A few months earlier

“Hi,” I said to my colleagues as I was leaving the police station where I worked.

I had been a police detective for ten years and still enjoyed the job as much as when I started.

It might seem like I had the perfect life. A well-paying job, a wonderful wife, and a daughter I loved more than anything. And I truly did have a good life, though I never believed things would turn out so well.

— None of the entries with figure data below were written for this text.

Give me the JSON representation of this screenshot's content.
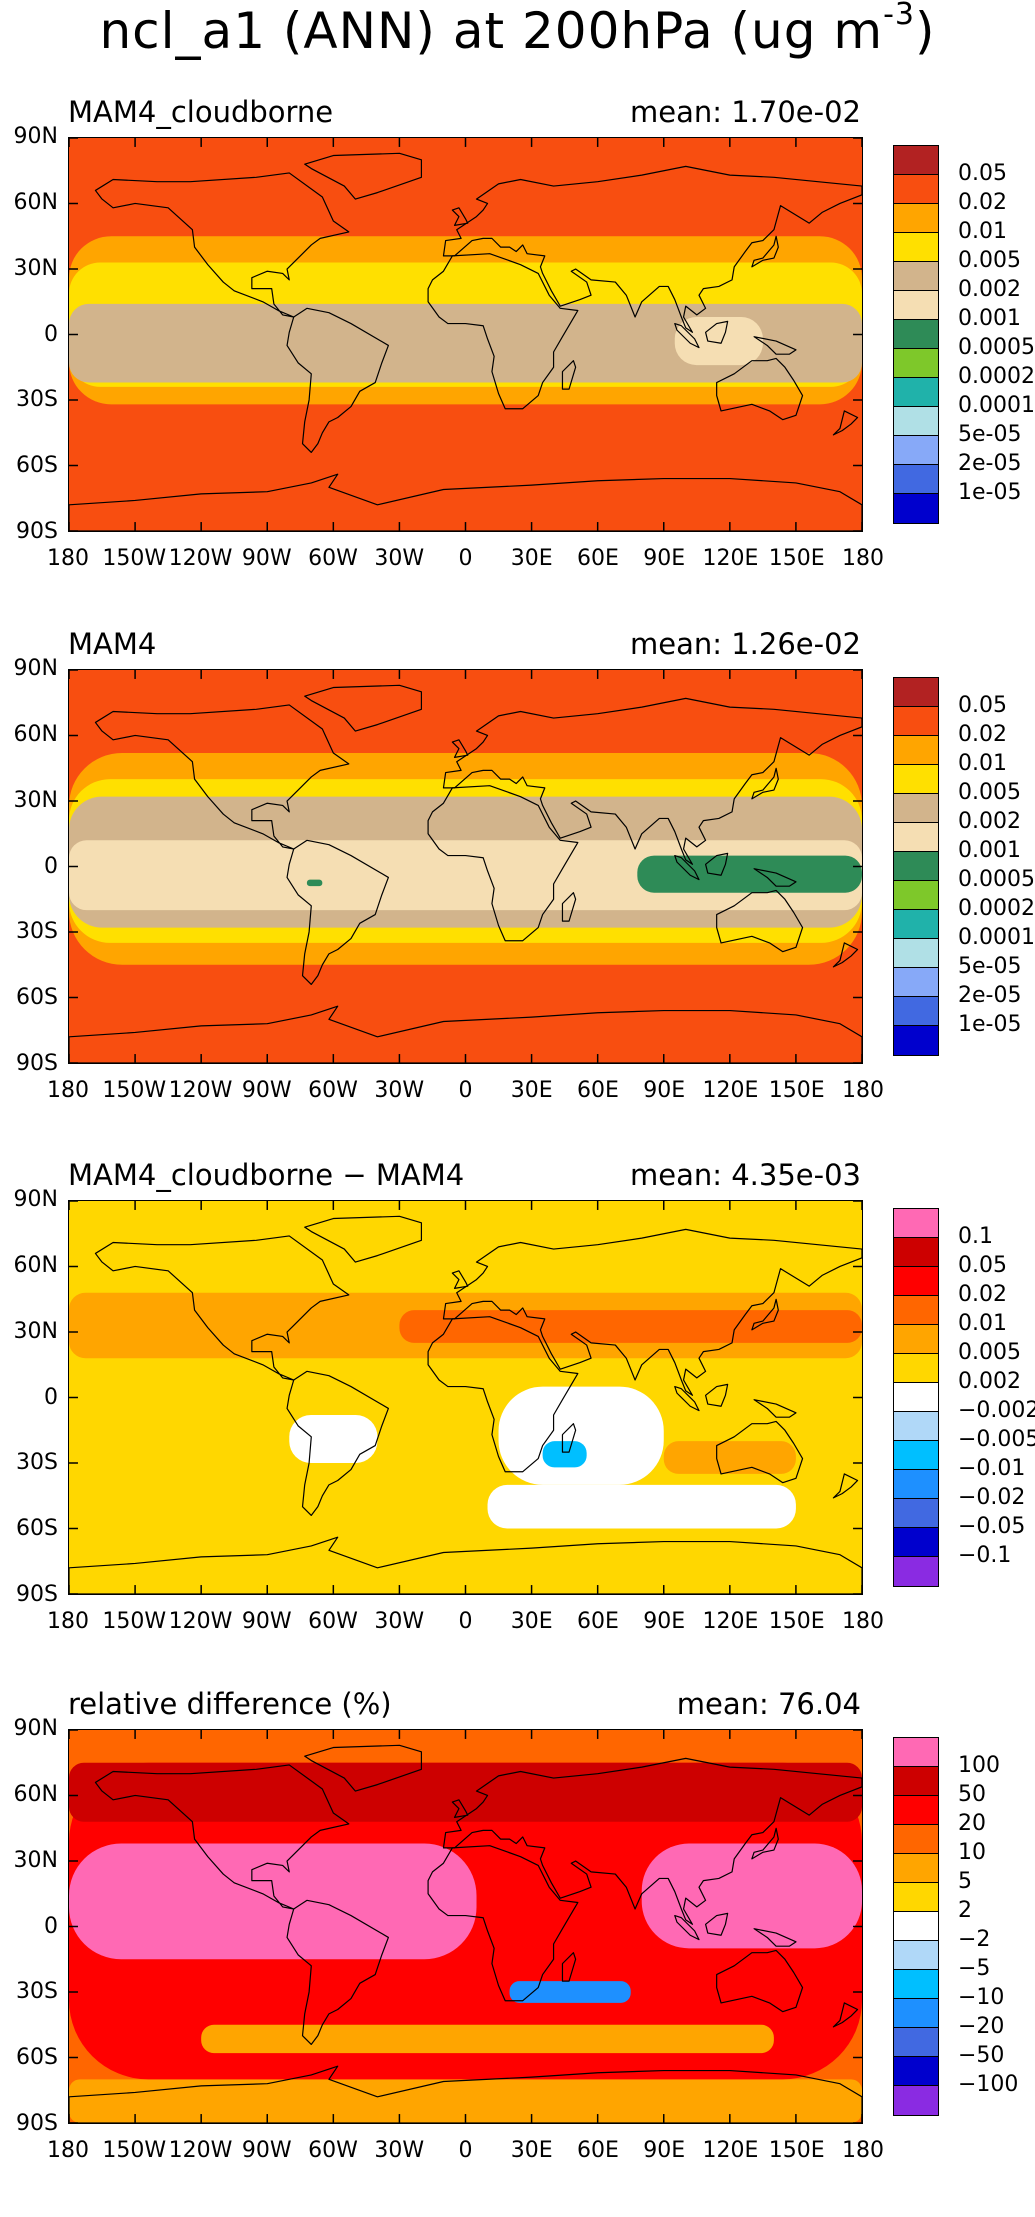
{
  "figure": {
    "title": "ncl_a1 (ANN) at 200hPa (ug m",
    "title_sup": "-3",
    "title_close": ")"
  },
  "lat_ticks": [
    "90N",
    "60N",
    "30N",
    "0",
    "30S",
    "60S",
    "90S"
  ],
  "lon_ticks": [
    "180",
    "150W",
    "120W",
    "90W",
    "60W",
    "30W",
    "0",
    "30E",
    "60E",
    "90E",
    "120E",
    "150E",
    "180"
  ],
  "panels": [
    {
      "title": "MAM4_cloudborne",
      "mean": "mean: 1.70e-02",
      "palette": "conc",
      "colorbar": {
        "labels": [
          "0.05",
          "0.02",
          "0.01",
          "0.005",
          "0.002",
          "0.001",
          "0.0005",
          "0.0002",
          "0.0001",
          "5e-05",
          "2e-05",
          "1e-05"
        ],
        "colors": [
          "#b22222",
          "#f84e10",
          "#ffa500",
          "#ffe000",
          "#d2b48c",
          "#f5deb3",
          "#2e8b57",
          "#7ec82a",
          "#20b2aa",
          "#b0e0e6",
          "#87a9f8",
          "#4169e1",
          "#0000cd"
        ]
      },
      "field": {
        "base": "#f84e10",
        "bands": [
          {
            "lat": [
              -32,
              45
            ],
            "color": "#ffa500"
          },
          {
            "lat": [
              -24,
              33
            ],
            "color": "#ffe000"
          },
          {
            "lat": [
              -22,
              14
            ],
            "color": "#d2b48c"
          },
          {
            "lat": [
              -14,
              8
            ],
            "lon": [
              95,
              135
            ],
            "color": "#f5deb3"
          }
        ]
      }
    },
    {
      "title": "MAM4",
      "mean": "mean: 1.26e-02",
      "palette": "conc",
      "colorbar": {
        "labels": [
          "0.05",
          "0.02",
          "0.01",
          "0.005",
          "0.002",
          "0.001",
          "0.0005",
          "0.0002",
          "0.0001",
          "5e-05",
          "2e-05",
          "1e-05"
        ],
        "colors": [
          "#b22222",
          "#f84e10",
          "#ffa500",
          "#ffe000",
          "#d2b48c",
          "#f5deb3",
          "#2e8b57",
          "#7ec82a",
          "#20b2aa",
          "#b0e0e6",
          "#87a9f8",
          "#4169e1",
          "#0000cd"
        ]
      },
      "field": {
        "base": "#f84e10",
        "bands": [
          {
            "lat": [
              -45,
              52
            ],
            "color": "#ffa500"
          },
          {
            "lat": [
              -35,
              40
            ],
            "color": "#ffe000"
          },
          {
            "lat": [
              -28,
              32
            ],
            "color": "#d2b48c"
          },
          {
            "lat": [
              -20,
              12
            ],
            "color": "#f5deb3"
          },
          {
            "lat": [
              -12,
              5
            ],
            "lon": [
              78,
              180
            ],
            "color": "#2e8b57"
          },
          {
            "lat": [
              -9,
              -6
            ],
            "lon": [
              -72,
              -65
            ],
            "color": "#2e8b57"
          }
        ]
      }
    },
    {
      "title": "MAM4_cloudborne − MAM4",
      "mean": "mean: 4.35e-03",
      "palette": "diff",
      "colorbar": {
        "labels": [
          "0.1",
          "0.05",
          "0.02",
          "0.01",
          "0.005",
          "0.002",
          "−0.002",
          "−0.005",
          "−0.01",
          "−0.02",
          "−0.05",
          "−0.1"
        ],
        "colors": [
          "#ff69b4",
          "#cd0000",
          "#ff0000",
          "#ff6600",
          "#ffa500",
          "#ffd700",
          "#ffffff",
          "#b0d8f8",
          "#00bfff",
          "#1e90ff",
          "#4169e1",
          "#0000cd",
          "#8a2be2"
        ]
      },
      "field": {
        "base": "#ffd700",
        "bands": [
          {
            "lat": [
              18,
              48
            ],
            "color": "#ffa500"
          },
          {
            "lat": [
              25,
              40
            ],
            "lon": [
              -30,
              180
            ],
            "color": "#ff6600"
          },
          {
            "lat": [
              -60,
              -40
            ],
            "lon": [
              10,
              150
            ],
            "color": "#ffffff"
          },
          {
            "lat": [
              -40,
              5
            ],
            "lon": [
              15,
              90
            ],
            "color": "#ffffff"
          },
          {
            "lat": [
              -30,
              -8
            ],
            "lon": [
              -80,
              -40
            ],
            "color": "#ffffff"
          },
          {
            "lat": [
              -35,
              -20
            ],
            "lon": [
              90,
              150
            ],
            "color": "#ffa500"
          },
          {
            "lat": [
              -32,
              -20
            ],
            "lon": [
              35,
              55
            ],
            "color": "#00bfff"
          }
        ]
      }
    },
    {
      "title": "relative difference (%)",
      "mean": "mean: 76.04",
      "palette": "rel",
      "colorbar": {
        "labels": [
          "100",
          "50",
          "20",
          "10",
          "5",
          "2",
          "−2",
          "−5",
          "−10",
          "−20",
          "−50",
          "−100"
        ],
        "colors": [
          "#ff69b4",
          "#cd0000",
          "#ff0000",
          "#ff6600",
          "#ffa500",
          "#ffd700",
          "#ffffff",
          "#b0d8f8",
          "#00bfff",
          "#1e90ff",
          "#4169e1",
          "#0000cd",
          "#8a2be2"
        ]
      },
      "field": {
        "base": "#ff6600",
        "bands": [
          {
            "lat": [
              -90,
              -70
            ],
            "color": "#ffa500"
          },
          {
            "lat": [
              -70,
              75
            ],
            "color": "#ff0000"
          },
          {
            "lat": [
              48,
              75
            ],
            "color": "#cd0000"
          },
          {
            "lat": [
              -15,
              38
            ],
            "lon": [
              -180,
              5
            ],
            "color": "#ff69b4"
          },
          {
            "lat": [
              -10,
              38
            ],
            "lon": [
              80,
              180
            ],
            "color": "#ff69b4"
          },
          {
            "lat": [
              -58,
              -45
            ],
            "lon": [
              -120,
              140
            ],
            "color": "#ffa500"
          },
          {
            "lat": [
              -35,
              -25
            ],
            "lon": [
              20,
              75
            ],
            "color": "#1e90ff"
          }
        ]
      }
    }
  ]
}
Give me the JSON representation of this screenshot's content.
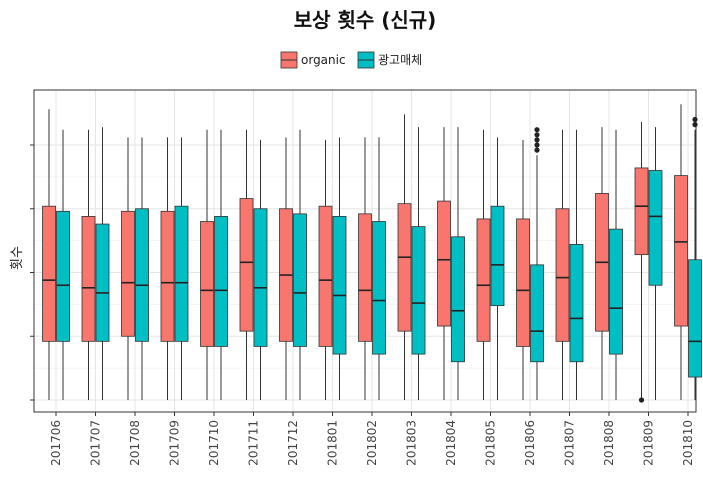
{
  "chart_data": {
    "type": "boxplot",
    "title": "보상 횟수 (신규)",
    "xlabel": "",
    "ylabel": "횟수",
    "ylim": [
      0,
      1.18
    ],
    "grid": true,
    "legend": {
      "position": "top"
    },
    "colors": {
      "organic": "#F8766D",
      "광고매체": "#00BFC4"
    },
    "categories": [
      "201706",
      "201707",
      "201708",
      "201709",
      "201710",
      "201711",
      "201712",
      "201801",
      "201802",
      "201803",
      "201804",
      "201805",
      "201806",
      "201807",
      "201808",
      "201809",
      "201810"
    ],
    "series": [
      {
        "name": "organic",
        "boxes": [
          {
            "min": 0.0,
            "q1": 0.23,
            "median": 0.47,
            "q3": 0.76,
            "max": 1.14
          },
          {
            "min": 0.0,
            "q1": 0.23,
            "median": 0.44,
            "q3": 0.72,
            "max": 1.06
          },
          {
            "min": 0.0,
            "q1": 0.25,
            "median": 0.46,
            "q3": 0.74,
            "max": 1.03
          },
          {
            "min": 0.0,
            "q1": 0.23,
            "median": 0.46,
            "q3": 0.74,
            "max": 1.03
          },
          {
            "min": 0.0,
            "q1": 0.21,
            "median": 0.43,
            "q3": 0.7,
            "max": 1.06
          },
          {
            "min": 0.0,
            "q1": 0.27,
            "median": 0.54,
            "q3": 0.79,
            "max": 1.06
          },
          {
            "min": 0.0,
            "q1": 0.23,
            "median": 0.49,
            "q3": 0.75,
            "max": 1.03
          },
          {
            "min": 0.0,
            "q1": 0.21,
            "median": 0.47,
            "q3": 0.76,
            "max": 1.02
          },
          {
            "min": 0.0,
            "q1": 0.23,
            "median": 0.43,
            "q3": 0.73,
            "max": 1.03
          },
          {
            "min": 0.0,
            "q1": 0.27,
            "median": 0.56,
            "q3": 0.77,
            "max": 1.12
          },
          {
            "min": 0.0,
            "q1": 0.29,
            "median": 0.55,
            "q3": 0.78,
            "max": 1.07
          },
          {
            "min": 0.0,
            "q1": 0.23,
            "median": 0.45,
            "q3": 0.71,
            "max": 1.06
          },
          {
            "min": 0.0,
            "q1": 0.21,
            "median": 0.43,
            "q3": 0.71,
            "max": 1.02
          },
          {
            "min": 0.0,
            "q1": 0.23,
            "median": 0.48,
            "q3": 0.75,
            "max": 1.06
          },
          {
            "min": 0.0,
            "q1": 0.27,
            "median": 0.54,
            "q3": 0.81,
            "max": 1.07
          },
          {
            "min": 0.0,
            "q1": 0.57,
            "median": 0.76,
            "q3": 0.91,
            "max": 1.09,
            "outliers": [
              0.0
            ]
          },
          {
            "min": 0.0,
            "q1": 0.29,
            "median": 0.62,
            "q3": 0.88,
            "max": 1.16
          }
        ]
      },
      {
        "name": "광고매체",
        "boxes": [
          {
            "min": 0.0,
            "q1": 0.23,
            "median": 0.45,
            "q3": 0.74,
            "max": 1.06
          },
          {
            "min": 0.0,
            "q1": 0.23,
            "median": 0.42,
            "q3": 0.69,
            "max": 1.07
          },
          {
            "min": 0.0,
            "q1": 0.23,
            "median": 0.45,
            "q3": 0.75,
            "max": 1.03
          },
          {
            "min": 0.0,
            "q1": 0.23,
            "median": 0.46,
            "q3": 0.76,
            "max": 1.03
          },
          {
            "min": 0.0,
            "q1": 0.21,
            "median": 0.43,
            "q3": 0.72,
            "max": 1.06
          },
          {
            "min": 0.0,
            "q1": 0.21,
            "median": 0.44,
            "q3": 0.75,
            "max": 1.02
          },
          {
            "min": 0.0,
            "q1": 0.21,
            "median": 0.42,
            "q3": 0.73,
            "max": 1.06
          },
          {
            "min": 0.0,
            "q1": 0.18,
            "median": 0.41,
            "q3": 0.72,
            "max": 1.03
          },
          {
            "min": 0.0,
            "q1": 0.18,
            "median": 0.39,
            "q3": 0.7,
            "max": 1.03
          },
          {
            "min": 0.0,
            "q1": 0.18,
            "median": 0.38,
            "q3": 0.68,
            "max": 1.07
          },
          {
            "min": 0.0,
            "q1": 0.15,
            "median": 0.35,
            "q3": 0.64,
            "max": 1.07
          },
          {
            "min": 0.0,
            "q1": 0.37,
            "median": 0.53,
            "q3": 0.76,
            "max": 1.03
          },
          {
            "min": 0.0,
            "q1": 0.15,
            "median": 0.27,
            "q3": 0.53,
            "max": 0.96,
            "outliers": [
              0.98,
              1.0,
              1.02,
              1.04,
              1.06
            ]
          },
          {
            "min": 0.0,
            "q1": 0.15,
            "median": 0.32,
            "q3": 0.61,
            "max": 1.06
          },
          {
            "min": 0.0,
            "q1": 0.18,
            "median": 0.36,
            "q3": 0.67,
            "max": 1.06
          },
          {
            "min": 0.0,
            "q1": 0.45,
            "median": 0.72,
            "q3": 0.9,
            "max": 1.07
          },
          {
            "min": 0.0,
            "q1": 0.09,
            "median": 0.23,
            "q3": 0.55,
            "max": 1.06,
            "outliers": [
              1.08,
              1.1
            ]
          }
        ]
      }
    ]
  }
}
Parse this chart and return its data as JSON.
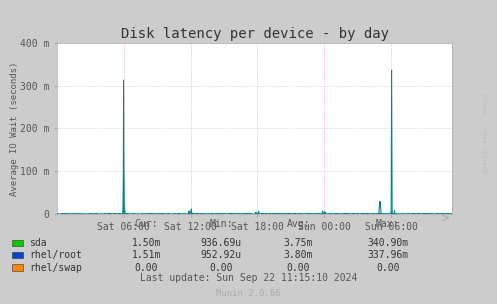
{
  "title": "Disk latency per device - by day",
  "ylabel": "Average IO Wait (seconds)",
  "background_color": "#CCCCCC",
  "plot_bg_color": "#FFFFFF",
  "ylim": [
    0,
    400
  ],
  "yticks": [
    0,
    100,
    200,
    300,
    400
  ],
  "ytick_labels": [
    "0",
    "100 m",
    "200 m",
    "300 m",
    "400 m"
  ],
  "xtick_labels": [
    "Sat 06:00",
    "Sat 12:00",
    "Sat 18:00",
    "Sun 00:00",
    "Sun 06:00"
  ],
  "sda_color": "#00AAAA",
  "rhel_root_color": "#006688",
  "rhel_swap_color": "#FF6600",
  "sda_legend_color": "#00CC00",
  "rhel_root_legend_color": "#0044CC",
  "rhel_swap_legend_color": "#FF8800",
  "table_headers": [
    "Cur:",
    "Min:",
    "Avg:",
    "Max:"
  ],
  "table_rows": [
    [
      "sda",
      "1.50m",
      "936.69u",
      "3.75m",
      "340.90m"
    ],
    [
      "rhel/root",
      "1.51m",
      "952.92u",
      "3.80m",
      "337.96m"
    ],
    [
      "rhel/swap",
      "0.00",
      "0.00",
      "0.00",
      "0.00"
    ]
  ],
  "last_update": "Last update: Sun Sep 22 11:15:10 2024",
  "munin_version": "Munin 2.0.66",
  "watermark": "RDTOOL / TOBI OETIKER",
  "title_fontsize": 10,
  "axis_fontsize": 7,
  "table_fontsize": 7
}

In my youth, I was a spoiled child who had everything I wanted. That was until I met my current wife, Aurora, who—as the saying goes—set me straight. I met her while I was still in private high school. At first, we hated each other, and we ended up married and having a child, whom we named Victoria. Because she was our victory after everything we'd been through with our families.

We've lived in New York for almost fifteen years. Moving here was our shared dream.

I didn't live particularly far away, so on days like this I walked to work.

As usual during the summer, I returned home around 4 p.m.

Today was an astonishingly beautiful day. And I don't know why, but something about it just didn't feel right.

“I’m back!” I called, entering our rather large apartment.

I took off my shoes and started walking deeper into the apartment.

"I'm so exhausted after today, all I want is a cold beer," I said, but when I reached the kitchen and saw that she was in the same state she'd been in after breakfast this morning, I was surprised. "Aurora?" I said my wife's name, hoping she was somewhere around here and would call soon.

But that didn't happen. Still silence reigned.

“Rora, honey!” I tried again, this time shortening her name because I knew she liked it when I did that.

But that didn't help either.

"Victoria, where are you?" "Still nothing." "Hey, this isn't funny, I'm starting to worry."

I was really starting to get nervous. I walked through the living room, which was connected to the kitchen, looking around for the women in my life, but they were nowhere to be seen.

I checked the bathroom, then our bedroom, but they were still gone.

I headed for the last room—our eight-year-old daughter's room. And what I saw there... I knew then that I would never forget that sight.

My wife. My dear wife lay on the floor next to the bed with a hole in her chest, near her heart. And another in the middle of her forehead. Her eyes were still open—terrified.

And on the bed, on the snow-white sheets, lay our victory. And as soon as I saw her condition, I knew it had been some time since she lost consciousness. Someone had stabbed her, including in the chest. Yet... my daughter was still alive.

I quickly called an ambulance. I asked them to come as soon as possible, explaining the situation. They arrived within twenty minutes. Then they took her away, really taking their time.

I immediately followed them, already knowing that my wife was dead.

When we got to the hospital and they wanted to take her into surgery right away, they found out she was dead. She died on the way to the hospital.

I couldn't move. I couldn't do anything. I was a man, yet I began to sob, slowly sliding to the ground in the hospital corridor, oblivious to everything.